Après Papa à la chasse aux lagopèdes (2008) à travers lequel le héros raconte à ses enfants comment il fuit le fisc, le cinéaste Robert Morin nous introduit dans la dimension éthique des paradis fiscaux avec Un paradis pour tous (2016) d’une manière clownesque « trash ».
Le personnage central joué par Stéphane Crête se surnomme Buster. Au départ, cet enquêteur du fisc est rétrogradé parce qu’il était sur le point de démanteler la fraude de quelqu’un d’important. L’irréprochable Buster décide de quitter son emploi, mais de garder l’enveloppe remplie d’argent de ce donateur important. Il veut investir cet argent dans un paradis fiscal ayant la caméra pour témoin, l’aventure commence !
À mesure où il s’enfonce dans l’illégalité, Stéphane Crête multiplie ses visages en incarnant tous les personnages qui prennent par à la transaction. Il part dans l’Ouest, en Alberta, investir dans un REER. Il se rend à Genève pour faire un placement. Puis, il transporte de l’argent comptant dans les Caraïbes. On pourrait qualifier le film de docu-fiction puisque Buster vulgarise bien la matière et ses rencontres fortuites, issues des méandres de sa conscience, viennent compléter le propos.
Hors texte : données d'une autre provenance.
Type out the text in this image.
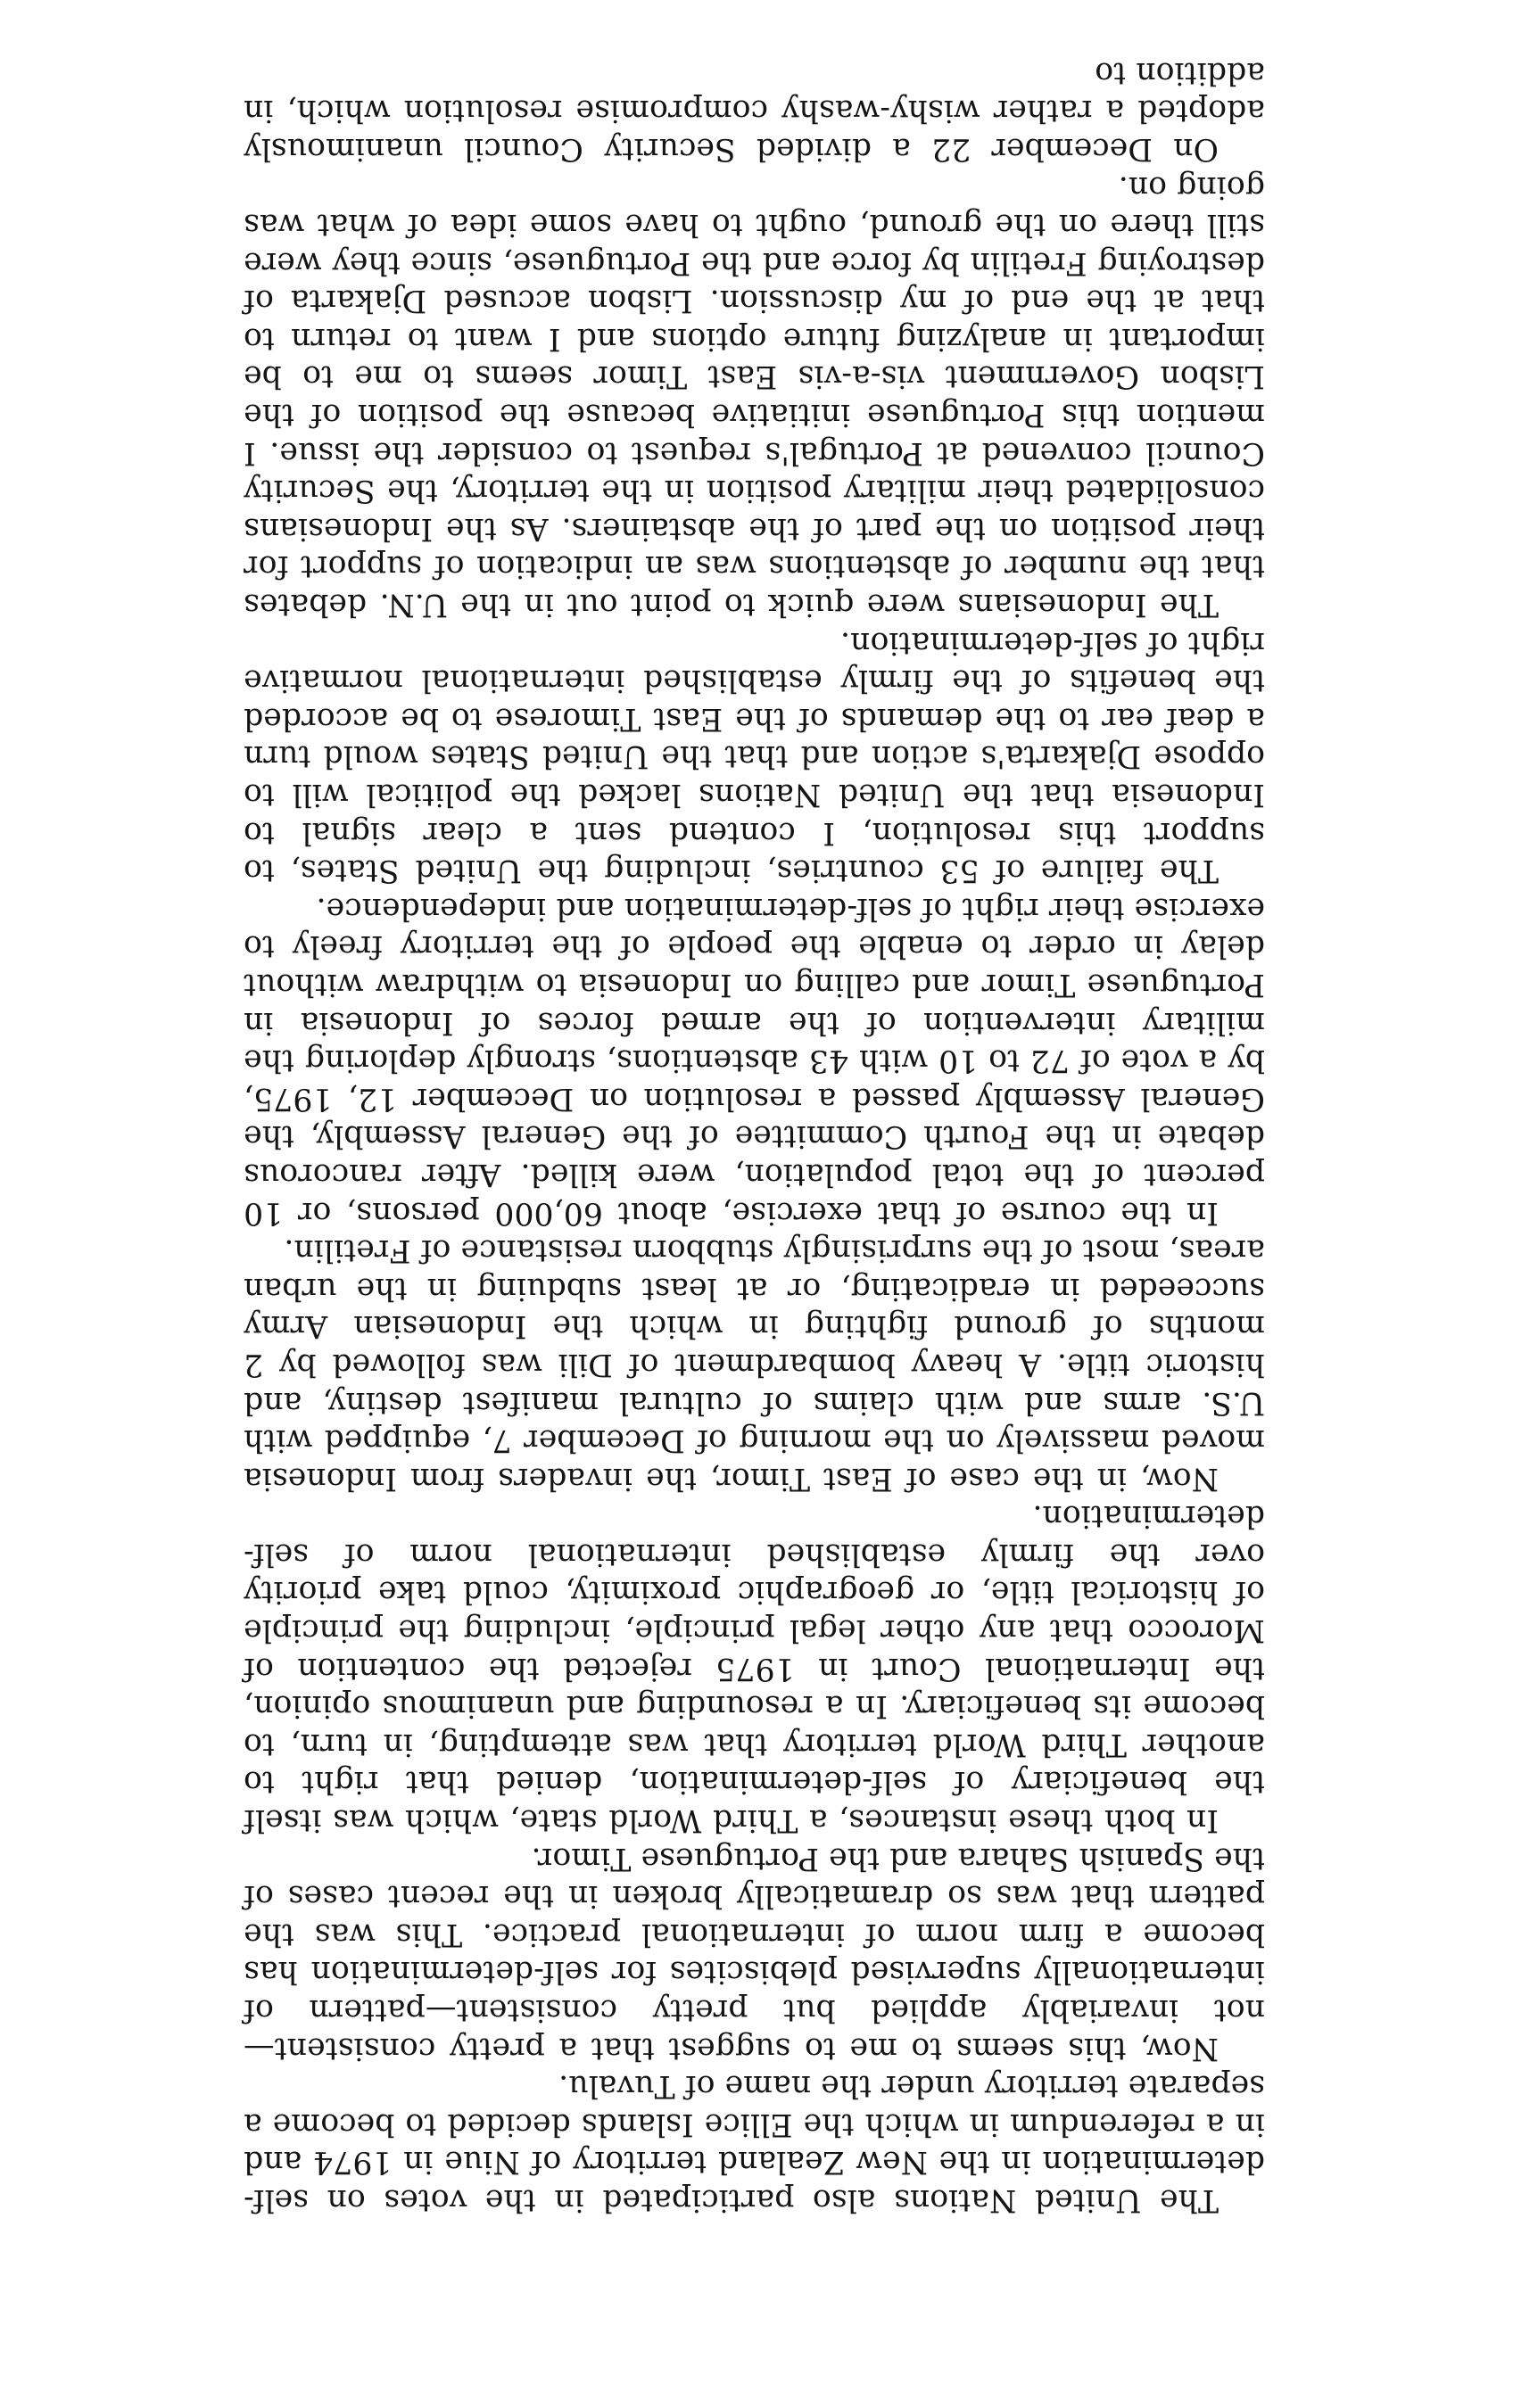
The United Nations also participated in the votes on self-determination in the New Zealand territory of Niue in 1974 and in a referendum in which the Ellice Islands decided to become a separate territory under the name of Tuvalu.

Now, this seems to me to suggest that a pretty consistent—not invariably applied but pretty consistent—pattern of internationally supervised plebiscites for self-determination has become a firm norm of international practice. This was the pattern that was so dramatically broken in the recent cases of the Spanish Sahara and the Portuguese Timor.

In both these instances, a Third World state, which was itself the beneficiary of self-determination, denied that right to another Third World territory that was attempting, in turn, to become its beneficiary. In a resounding and unanimous opinion, the International Court in 1975 rejected the contention of Morocco that any other legal principle, including the principle of historical title, or geographic proximity, could take priority over the firmly established international norm of self-determination.

Now, in the case of East Timor, the invaders from Indonesia moved massively on the morning of December 7, equipped with U.S. arms and with claims of cultural manifest destiny, and historic title. A heavy bombardment of Dili was followed by 2 months of ground fighting in which the Indonesian Army succeeded in eradicating, or at least subduing in the urban areas, most of the surprisingly stubborn resistance of Fretilin.

In the course of that exercise, about 60,000 persons, or 10 percent of the total population, were killed. After rancorous debate in the Fourth Committee of the General Assembly, the General Assembly passed a resolution on December 12, 1975, by a vote of 72 to 10 with 43 abstentions, strongly deploring the military intervention of the armed forces of Indonesia in Portuguese Timor and calling on Indonesia to withdraw without delay in order to enable the people of the territory freely to exercise their right of self-determination and independence.

The failure of 53 countries, including the United States, to support this resolution, I contend sent a clear signal to Indonesia that the United Nations lacked the political will to oppose Djakarta's action and that the United States would turn a deaf ear to the demands of the East Timorese to be accorded the benefits of the firmly established international normative right of self-determination.

The Indonesians were quick to point out in the U.N. debates that the number of abstentions was an indication of support for their position on the part of the abstainers. As the Indonesians consolidated their military position in the territory, the Security Council convened at Portugal's request to consider the issue. I mention this Portuguese initiative because the position of the Lisbon Government vis-a-vis East Timor seems to me to be important in analyzing future options and I want to return to that at the end of my discussion. Lisbon accused Djakarta of destroying Fretilin by force and the Portuguese, since they were still there on the ground, ought to have some idea of what was going on.

On December 22 a divided Security Council unanimously adopted a rather wishy-washy compromise resolution which, in addition to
Au milieu du film, Buster énonce à la caméra une réflexion sur l’honnêteté et la malhonnêteté qui rappelle la réflexion de Martin Luther sur le libre arbitre de l’Église en 1520. La vente d’indulgences par l’Église est similaire au dépôt d’argent dans les paradis fiscaux aujourd’hui, de sorte qu’on échange une quantité d’argent contre un idéal. Le problème demeure que l’argent investi dans cet idéal en prive le monde des mortels qui en a besoin ici, maintenant.
Si la sœur du roi d’Espagne, l’infante Pilar de Borbón se fait prendre dans l’affaire des Panama Papers démontre que la monarchie est soumise à la justice de l’État moderne, la nomination de l’ancien premier ministre du Luxembourg pendant le scandale LuxLeaks, Jean-Claude Juncker au poste de président de la Commission européenne nous amène à penser que les États modernes sont contraints à une autre justice à l’intérieur d’un ensemble.
Cette ambiguïté on la retrouve tout aussi bien à Londres. La Cité qui se trouve au centre de la capitale de l’Angleterre est régit par une législation non seulement différente, mais qui date d’une époque antérieure. Bien que Buster tente d’éclaircir les « flous » qu’il prend la peine de souligner lorsqu’ils apparaissent dans ses échanges, le film n’inscrit pas le sujet d’actualité dans une perspective historique.
On nous fait réfléchir, cependant.
Superproduction
Malgré son petit budget, le film possède tous les éléments d’un James Bond. Le héros est un espion atypique qui se donne une mission à la limite de la légalité. Il se déplace sur le globe et utilise son charme pour arriver à ses fins. Son enfance trouble le hante. On a droit à une poursuite armée et à des effets spéciaux.
Le cinéaste a su mettre en place une ambiance d’une intensité remarquable durant la scène de la révélation du secret bancaire suisse.